3) View the newly-created data
   - Navigate to Manage->Role. Note that there should be two records created - "employee" and "manager"
   - Navigate to Manage->User. Note that there should be two records created - "manager1" and "user1"
   - Click on "user1". Note that the "Manager" field shows "manager1" for this user
   - Click on the "OpenIDM Roles" tab. Note that user1 has two roles - "managed/role/employee" and "openidm-authorized"
   - Click on "Back to User List"
   - Click on "manager1". Note that the "Manager" field is empty
   - Click on the "OpenIDM Roles" tab. Note that manager1 has two roles - "managed/role/manager" and "openidm-authorized"

4) Note the workflows available to initiate
   - Navigate to Manage->Processes->Definitions
   - Select the "Contractor onboarding process" definition
   - See the sequence diagram for this workflow

5) Log out of Admin UI
   - Click upper-right corner silhouette, choose "Log Out"

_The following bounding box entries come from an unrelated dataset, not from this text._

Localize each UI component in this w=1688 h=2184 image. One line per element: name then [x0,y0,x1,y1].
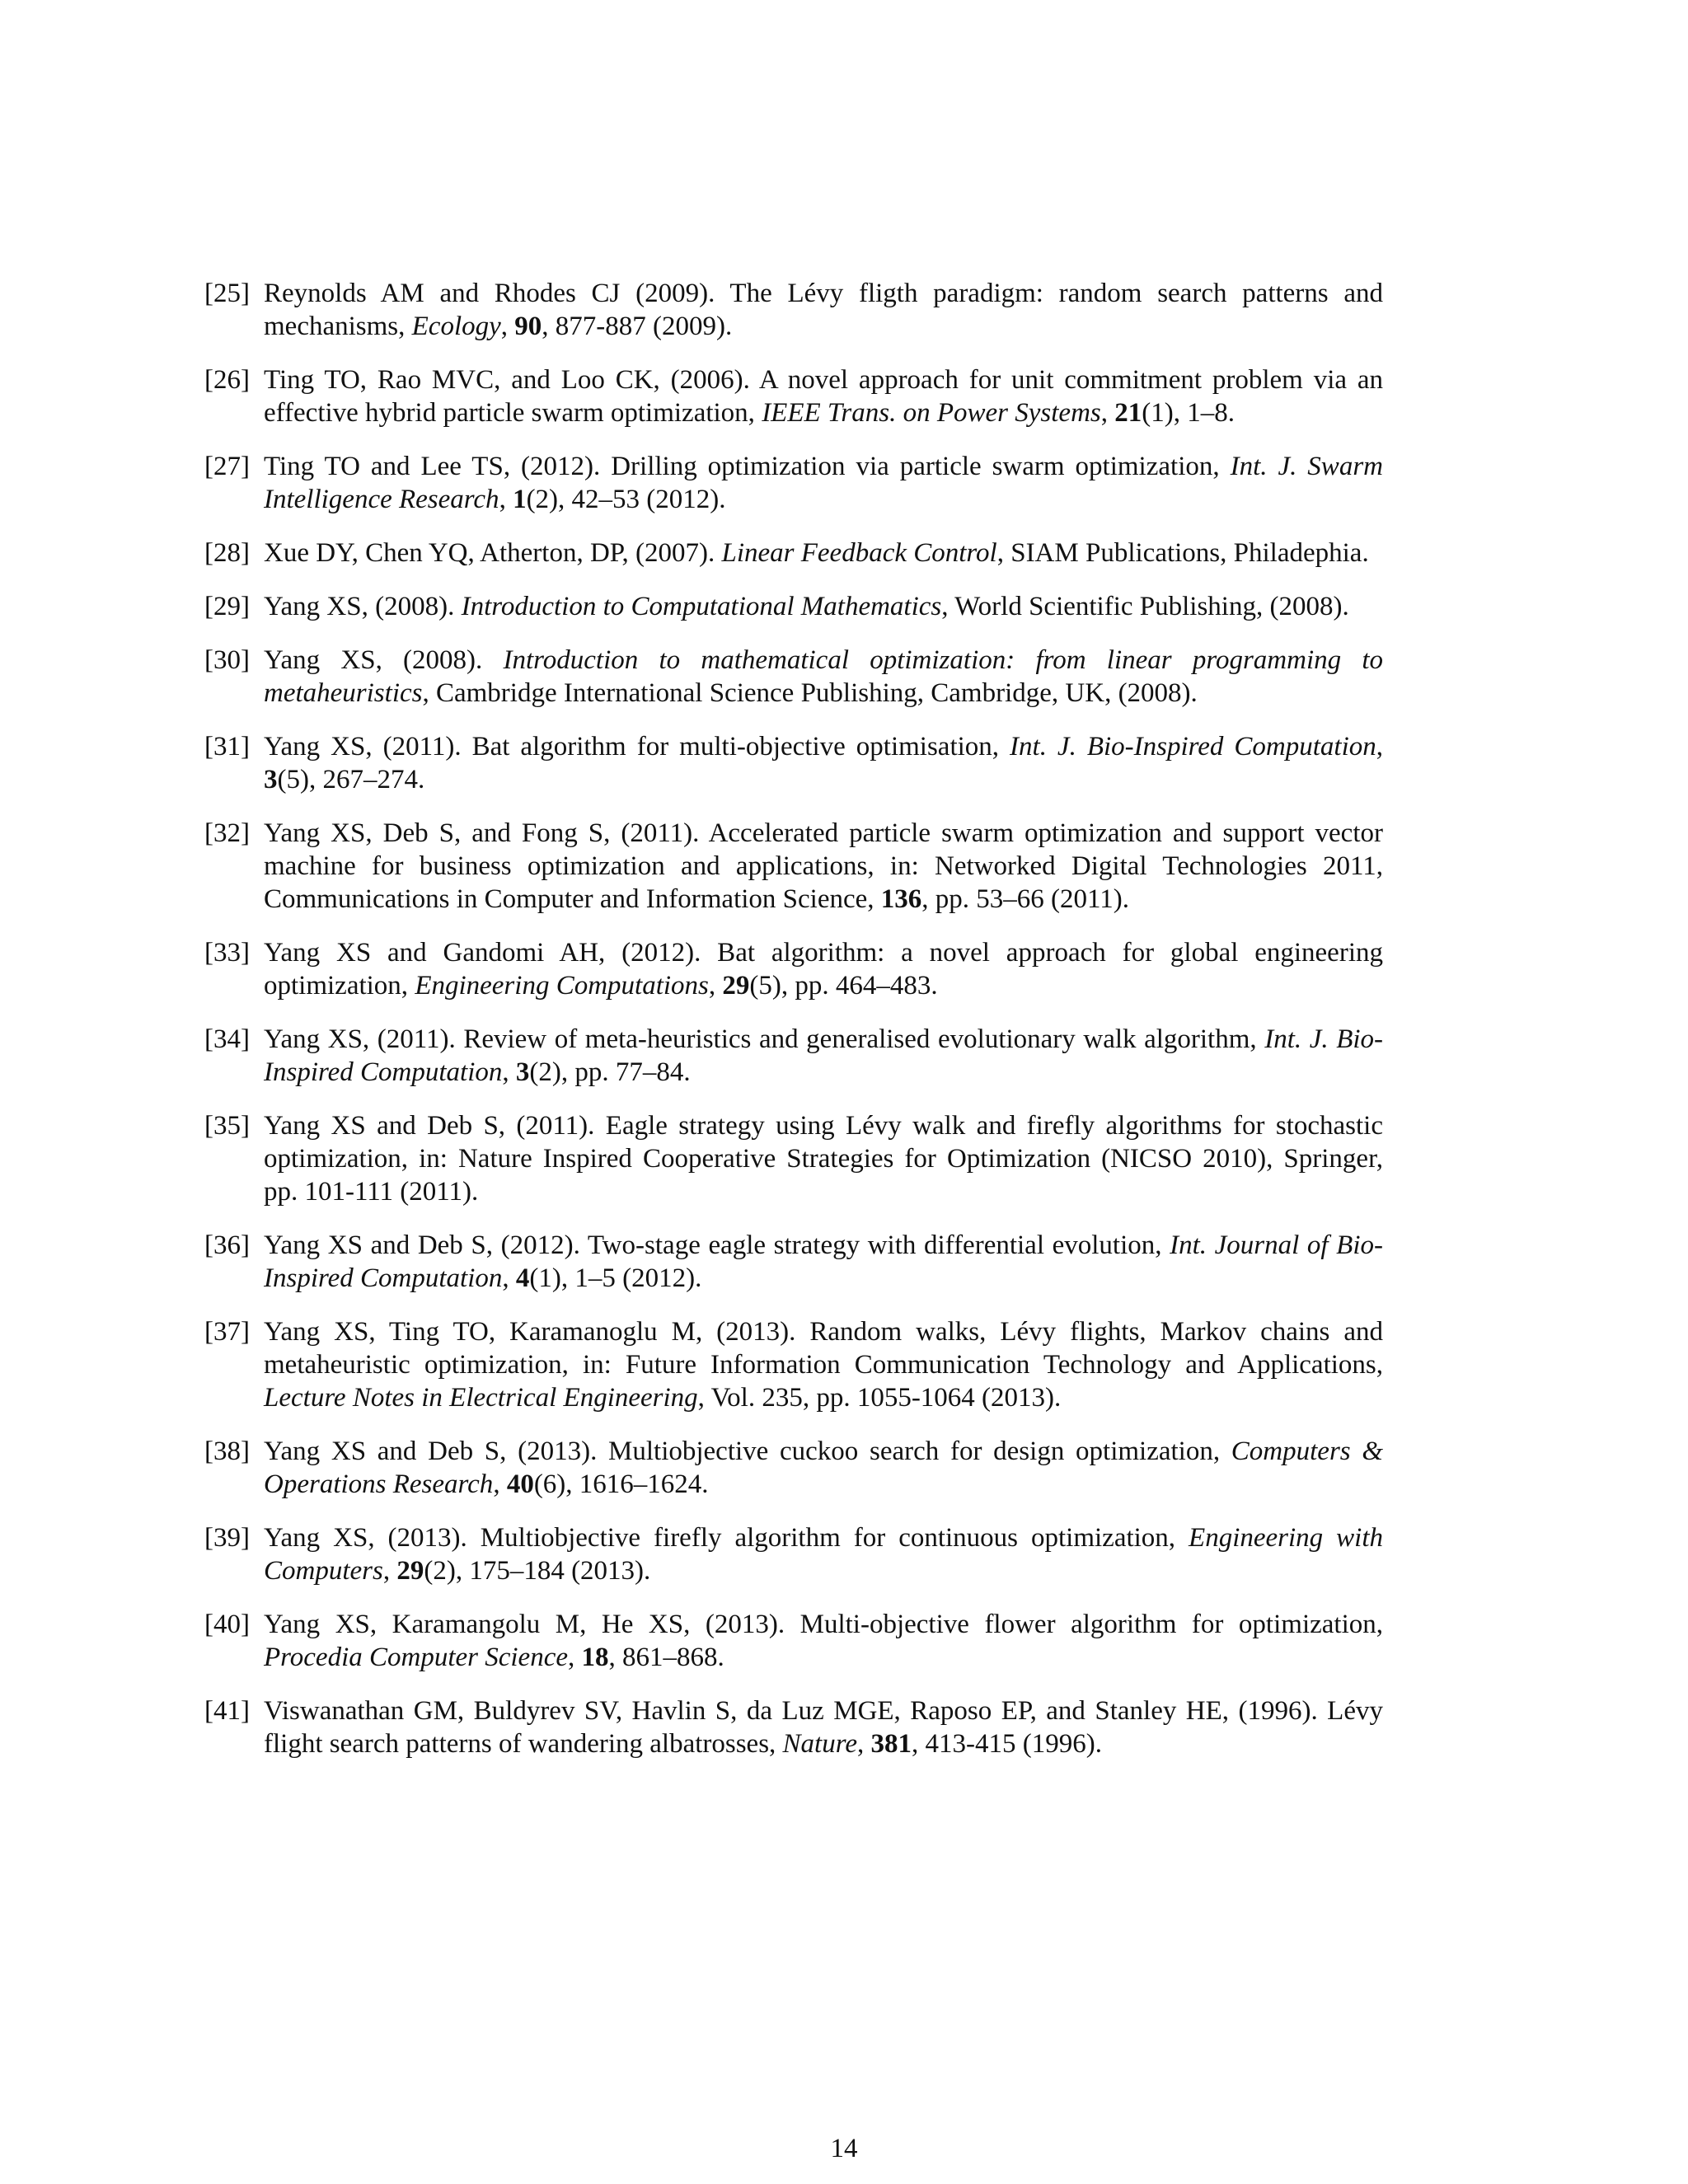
reference-text-segment: (5), pp. 464–483. [749,971,938,1001]
reference-list [204,277,1383,1781]
reference-bold-segment: 40 [506,1469,534,1499]
reference-item [204,537,1383,569]
reference-item [204,1435,1383,1501]
reference-text-segment: , pp. 53–66 (2011). [921,884,1130,914]
reference-text [264,644,1383,710]
reference-bold-segment: 90 [514,312,542,341]
reference-text-segment: (6), 1616–1624. [533,1469,709,1499]
reference-item [204,590,1383,623]
reference-item [204,1608,1383,1674]
reference-item [204,1694,1383,1760]
reference-text [264,277,1383,343]
reference-bold-segment: 21 [1114,398,1142,428]
reference-number: [25] [204,279,250,308]
reference-bold-segment: 3 [515,1057,530,1087]
reference-text-segment: , 861–868. [608,1643,724,1672]
reference-text-segment: , [502,1263,516,1293]
reference-text [264,1521,1383,1587]
reference-text-segment: Yang XS, (2008). [264,645,504,675]
reference-number: [36] [204,1230,250,1260]
reference-item [204,1109,1383,1208]
reference-text-segment: , [493,1469,507,1499]
reference-text-segment: , [708,971,723,1001]
reference-number: [32] [204,818,250,848]
page-number: 14 [830,2134,858,2163]
reference-item [204,1023,1383,1089]
reference-number: [26] [204,365,250,395]
reference-italic-segment: Nature [782,1729,857,1759]
reference-number: [31] [204,732,250,762]
reference-bold-segment: 136 [880,884,922,914]
reference-text-segment: , [502,1057,516,1087]
reference-number: [35] [204,1111,250,1141]
reference-number: [37] [204,1317,250,1347]
reference-text-segment: Ting TO, Rao MVC, and Loo CK, (2006). A novel approach for unit commitment problem via an effective hybrid particle swarm optimization, [264,365,1383,428]
reference-item [204,1521,1383,1587]
reference-italic-segment: Int. J. Bio-Inspired Computation [1010,732,1376,762]
reference-bold-segment: 1 [513,485,527,514]
reference-item [204,363,1383,429]
reference-text [264,936,1383,1002]
reference-text-segment: Yang XS, (2008). [264,592,462,621]
reference-text-segment: Yang XS and Deb S, (2012). Two-stage eagle strategy with differential evolution, [264,1230,1170,1260]
reference-italic-segment: Int. J. Bio-Inspired Computation [264,1024,1384,1087]
reference-text-segment: , [499,485,513,514]
reference-bold-segment: 381 [870,1729,912,1759]
reference-text-segment: Reynolds AM and Rhodes CJ (2009). The Lévy fligth paradigm: random search patterns and mechanisms, [264,279,1383,341]
reference-number: [39] [204,1523,250,1553]
reference-italic-segment: Linear Feedback Control [721,538,997,568]
reference-italic-segment: Lecture Notes in Electrical Engineering [264,1383,698,1413]
reference-text-segment: Yang XS and Deb S, (2011). Eagle strategy using Lévy walk and firefly algorithms for stochastic optimization, in: Nature Inspired Cooperative Strategies for Optimization (NICSO 2010), Springer, pp. 101-111 (2011). [264,1111,1383,1207]
reference-text-segment: Yang XS and Deb S, (2013). Multiobjective cuckoo search for design optimization, [264,1436,1231,1466]
reference-number: [27] [204,452,250,481]
reference-text-segment: , Cambridge International Science Publishing, Cambridge, UK, (2008). [422,678,1198,708]
reference-text [264,1694,1383,1760]
reference-text-segment: (5), 267–274. [277,765,425,794]
reference-bold-segment: 4 [515,1263,530,1293]
reference-bold-segment: 3 [264,765,278,794]
reference-text [264,450,1383,516]
reference-text-segment: (2), pp. 77–84. [529,1057,691,1087]
reference-number: [33] [204,938,250,968]
reference-text-segment: , 877-887 (2009). [542,312,733,341]
reference-italic-segment: Computers & Operations Research [264,1436,1383,1499]
reference-text-segment: Yang XS, Deb S, and Fong S, (2011). Accelerated particle swarm optimization and support vector machine for business optimization and applications, in: Networked Digital Technologies 2011, Communications in Computer and Information Science, [264,818,1383,914]
reference-text [264,1023,1383,1089]
reference-item [204,450,1383,516]
reference-text-segment: (2), 175–184 (2013). [424,1556,651,1586]
reference-number: [34] [204,1024,250,1054]
reference-item [204,817,1383,916]
reference-text [264,363,1383,429]
reference-text-segment: (1), 1–8. [1142,398,1235,428]
reference-text-segment: , [857,1729,871,1759]
reference-text-segment: Xue DY, Chen YQ, Atherton, DP, (2007). [264,538,722,568]
reference-text-segment: Yang XS, (2011). Review of meta-heuristics and generalised evolutionary walk algorithm, [264,1024,1265,1054]
reference-number: [40] [204,1610,250,1639]
reference-italic-segment: Int. Journal of Bio-Inspired Computation [264,1230,1383,1293]
reference-text [264,1608,1383,1674]
reference-number: [29] [204,592,250,621]
reference-number: [30] [204,645,250,675]
reference-text-segment: , [382,1556,397,1586]
reference-text [264,1229,1383,1295]
reference-number: [41] [204,1696,250,1726]
reference-bold-segment: 18 [581,1643,609,1672]
reference-text [264,590,1383,623]
reference-text-segment: , [1100,398,1115,428]
reference-item [204,936,1383,1002]
reference-italic-segment: Introduction to Computational Mathematics [461,592,942,621]
reference-text [264,730,1383,796]
reference-item [204,1229,1383,1295]
reference-italic-segment: Engineering Computations [415,971,709,1001]
reference-bold-segment: 29 [722,971,750,1001]
reference-text-segment: Viswanathan GM, Buldyrev SV, Havlin S, da Luz MGE, Raposo EP, and Stanley HE, (1996). Lévy flight search patterns of wandering albatrosses, [264,1696,1383,1759]
reference-text [264,1315,1383,1414]
reference-text [264,1109,1383,1208]
reference-text-segment: Yang XS, Karamangolu M, He XS, (2013). Multi-objective flower algorithm for optimization, [264,1610,1383,1639]
reference-italic-segment: Engineering with Computers [264,1523,1383,1586]
reference-item [204,1315,1383,1414]
reference-number: [38] [204,1436,250,1466]
reference-text [264,817,1383,916]
reference-text-segment: Yang XS, (2013). Multiobjective firefly algorithm for continuous optimization, [264,1523,1189,1553]
reference-text-segment: , 413-415 (1996). [912,1729,1102,1759]
reference-text [264,1435,1383,1501]
reference-text-segment: Ting TO and Lee TS, (2012). Drilling optimization via particle swarm optimization, [264,452,1231,481]
reference-item [204,730,1383,796]
reference-text-segment: Yang XS and Gandomi AH, (2012). Bat algorithm: a novel approach for global engineering optimization, [264,938,1383,1001]
reference-italic-segment: Ecology [411,312,501,341]
reference-italic-segment: Procedia Computer Science [264,1643,568,1672]
reference-text-segment: (1), 1–5 (2012). [529,1263,702,1293]
reference-text [264,537,1383,569]
reference-item [204,277,1383,343]
reference-text-segment: , SIAM Publications, Philadephia. [996,538,1369,568]
reference-text-segment: Yang XS, Ting TO, Karamanoglu M, (2013). Random walks, Lévy flights, Markov chains and metaheuristic optimization, in: Future Information Communication Technology and Applications, [264,1317,1383,1380]
reference-number: [28] [204,538,250,568]
reference-italic-segment: Introduction to mathematical optimization: from linear programming to metaheuristics [264,645,1383,708]
reference-italic-segment: IEEE Trans. on Power Systems [762,398,1101,428]
reference-text-segment: , Vol. 235, pp. 1055-1064 (2013). [697,1383,1062,1413]
reference-text-segment: (2), 42–53 (2012). [526,485,726,514]
reference-text-segment: , World Scientific Publishing, (2008). [941,592,1349,621]
reference-text-segment: , [1376,732,1383,762]
reference-text-segment: Yang XS, (2011). Bat algorithm for multi-objective optimisation, [264,732,1010,762]
reference-italic-segment: Int. J. Swarm Intelligence Research [264,452,1383,514]
reference-item [204,644,1383,710]
reference-bold-segment: 29 [396,1556,424,1586]
reference-text-segment: , [568,1643,582,1672]
reference-text-segment: , [500,312,515,341]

Now the system has been prepped to walk through the workflow exercise.

Open the Self-Service UI in your browser - https://localhost:8443/
    Login as user1 / Welcome1

6) Initiate workflow process
   - Click the "Details" link for the "Contractor onboarding process" option under "Processes"
   - Fill in the form for the sample user you will be creating. Be sure to use an email address which you have access to
   - Note that user1 does not provide the password for this user. This is to ensure that only the actual contractor can login with this account
   - Click "Start" to initiate the process

Log out of the Self-Service UI as user1
Log in again, now using manager1 / Welcome1

7) Approve workflow task
   - Under "My Group's Tasks", find the "Approve Contractor" task and choose "Assign to Me"
   - "Approve Contractor" is now listed under "My Tasks"; click the "Details" link for it
   - Notice the same form content that was provided by user1, along with "Decision": "Accept".
   - Click "Complete" to finish the task.

Log out of the Self-Service UI.

Open samples/workflow/data/xmlConnectorData.xml and note the addition of the new contractor entry.
Note that there is no value for <icf:__PASSWORD__/>. Note that user1 is the contractor's manager.

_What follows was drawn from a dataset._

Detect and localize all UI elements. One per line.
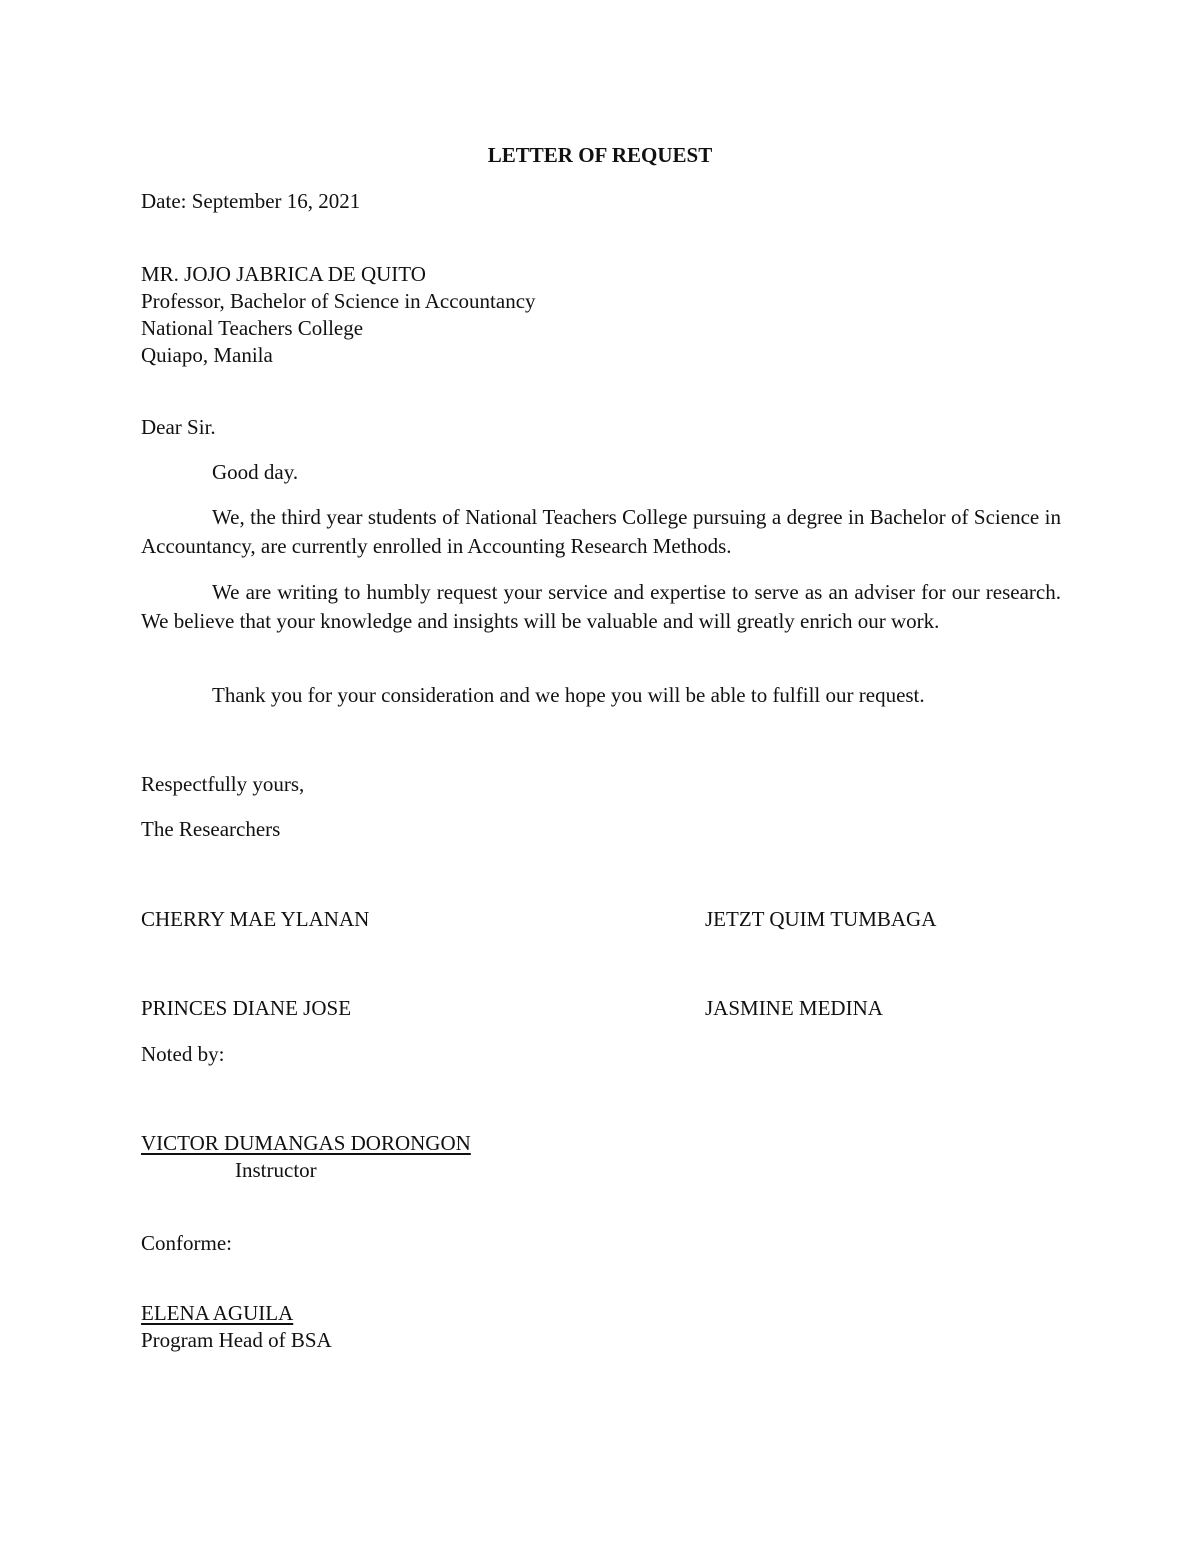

Check the inbox for the email address provided in step 6; there should be a "Reset password email" sent to it.
Open the "Reset password email" and click the "Email verification link". This should take you back to the
Self-Service UI, with the option to "Reset Your Password".

8) Reset your password and login
   - Enter a new password and confirmation password, submit the form.
   - Return to the login page, and login with the username provided in step 6 and the password just entered.
   - Notice the "Welcome" message available under "Notifications".

Open samples/workflow/data/xmlConnectorData.xml and note that the password for the contractor is now saved.